Book Review: “Aru Shah and the Nectar of Immortality”

Roshani Chokshi delivers a brilliant fest of coming-of-age action with her latest book Pandava, Aru Shah and the Nectar of Immortality. In the final battle with the Sleeper, Aru and his friends must defeat the deadliest of all foes, Doubt. Mythical monsters and gods are deadly, but the most powerful enemy of all is lack of self-confidence.

During the final hiatus, Aru and his friends Brynne, Mini, Aiden, Nikita, and Sheela were on the verge of despair. Although they found another Pandava brother in the form of Kara, who also happened to be Aru’s half-sister, the hope of success against the Sleeper (Aru’s father) was dim. Manipulating Kara, the Sleeper was able to destroy the Pandava’s divine weapons, and he and Kara disappeared to find the Nectar of Immortality. The end of time is on the horizon.

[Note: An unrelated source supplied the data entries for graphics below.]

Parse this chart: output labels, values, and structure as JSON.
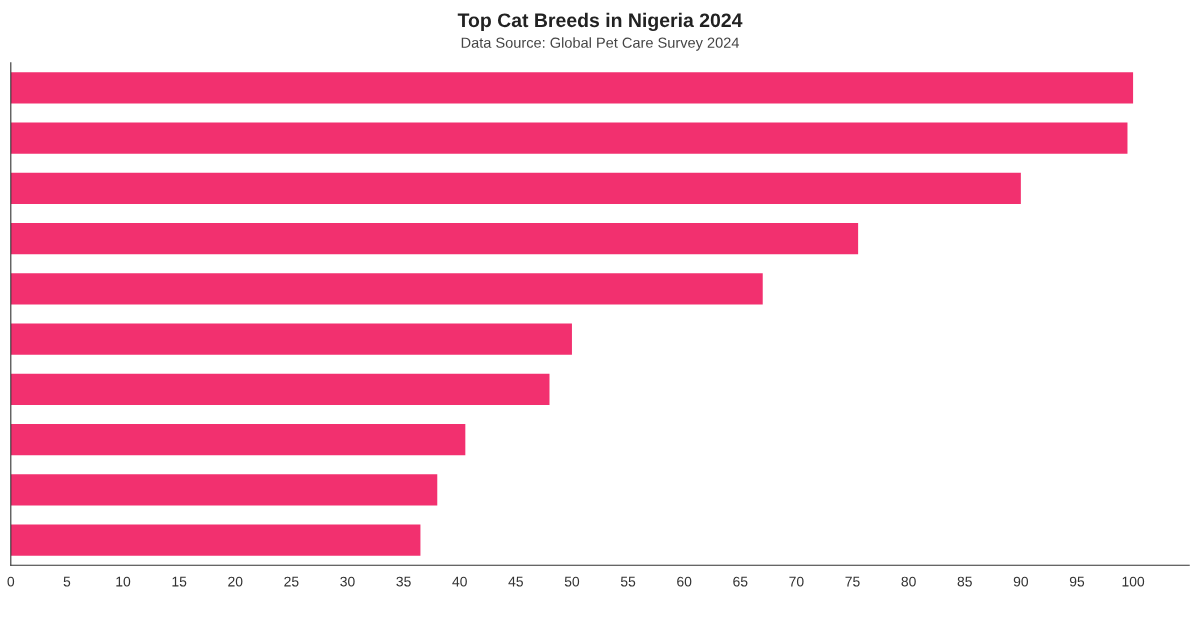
{
  "chart_data": {
    "type": "bar",
    "orientation": "horizontal",
    "title": "Top Cat Breeds in Nigeria 2024",
    "subtitle": "Data Source: Global Pet Care Survey 2024",
    "categories": [
      null,
      null,
      null,
      null,
      null,
      null,
      null,
      null,
      null,
      null
    ],
    "values": [
      100,
      99.5,
      90,
      75.5,
      67,
      50,
      48,
      40.5,
      38,
      36.5
    ],
    "color": "#f2306f",
    "xlim": [
      0,
      105
    ],
    "xticks": [
      0,
      5,
      10,
      15,
      20,
      25,
      30,
      35,
      40,
      45,
      50,
      55,
      60,
      65,
      70,
      75,
      80,
      85,
      90,
      95,
      100
    ],
    "tick_labels": "x",
    "grid": false,
    "legend": false
  }
}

Faced with the absence of a divine arsenal, the Pandavas are forced to face their own shortcomings. Can they be heroes without weapons? What can they do without their magical abilities? How would a group of teenagers defeat a god from mythology? These are just some of the main questions Aru and his friends try to answer as they dive into their latest adventure.

News of the impending destruction of the world is rampant. The citizens of the afterlife and the Hindu gods lost faith in the Pandavas. It seems the time for destruction is near, and Aru and his friends have failed.

The End of the Terror World is a common plotline in many mid-level novels, and that’s what makes it so fun to read. Having read the first Aru Shah in 2018, I loved her journey, and following the path Chokshi charted for her heroine has been pure bliss. I’m a fan of history, a great story full of action and a well thought out story that makes me care what’s going on.

As a forty-year-old critic traveling through the wonders of mid-level literature, I can’t help but be jealous of the quantity and quality of literature available today. There are an abundance of great books waiting to be discovered, and Aru Shah’s saga is another touchstone of great reading. With each novel, Chokshi has strived to deliver a gripping story that takes us into the world of Hindu mythology, but at the heart of her books are fascinating and interesting characters. Aru Shah is a BIG character that readers will love. In his fifth book Aru Shah and the Nectar of Immortality, Chokshi grows his characters with grace and continues to show readers that no one can be successful unless they accept and know themselves.

As with any mid-level story, there’s always a quest or journey for the protagonist to complete, and while we’ve seen Aru and his friends navigate some tricky waters, Chokshi saved the best for last. One of life’s greatest battles is the fight against self-doubt. The loss of their divine weapons causes them to question their own abilities.

It’s a tale from modern mythology, but it’s the problem teenagers face every day. The decidedly difficult test of doubt. Questioning who we are and what we are going to do is a painful journey for everyone, no matter your age. Against the backdrop of battling monsters and gods, Aru is an ordinary teenager who grew up without a father, built a wall between herself and her mother, and spent many days alone. It is the unification of Pandava spirits that brings Aru together with his friends Mini, Brynne, Sheela, Nikita and Aiden.

What a wonderful time to find your friends, who give you the strength to face difficulties and grow. The Pandavas fight for the survival of the world, but it is friendship that allows each of the characters to live. We are all broken by the daily problems of life, but it is our ability to rebuild each day and grow from what we are experiencing that helps us survive. Aru has been long gone, and through her quest, the friends she gains become the family she always wanted.

Chokshi combines the big issues discussed in the book with lighthearted moments experienced by all teenagers. The unknown way of dealing with a budding romance, accepting failures, learning to grow, and learning to trust others. While readers will laugh and cheer throughout the book, there is a decidedly deeper meaning to the book. Chokshi uses Aru Shah and the Nectar of Immortality as an in-depth discussion on the power of doubt. Our heroes are hurt by their failure, and just like many teenagers and adults, the fear of failure is the most dangerous enemy anyone will ever face.

How can you accomplish anything when you don’t believe in yourself? Aru is heartbroken by her failure and while Mini and Brynne have gained some ability to overcome their fears, Aru takes longer to learn from her mistakes and believe in herself. His best weapon is not divine lightning, but the confidence to try.

Aru Shah and the Nectar of Immortality is the perfect bookend for an amazing story. Rick Riordan Presents’ imprint began with Aru Shah, and now after five years his story is over, but the impact he has had will be felt for years to come. I hope this won’t be the last time I get to read a new Aru Shah tale, but Aru Shah and the Nectar of Immortality is a brilliant ending that leaves the door open for more.

Aru Shah and the Nectar of Immortality is a four-star delight and the perfect way to start the spring reading season.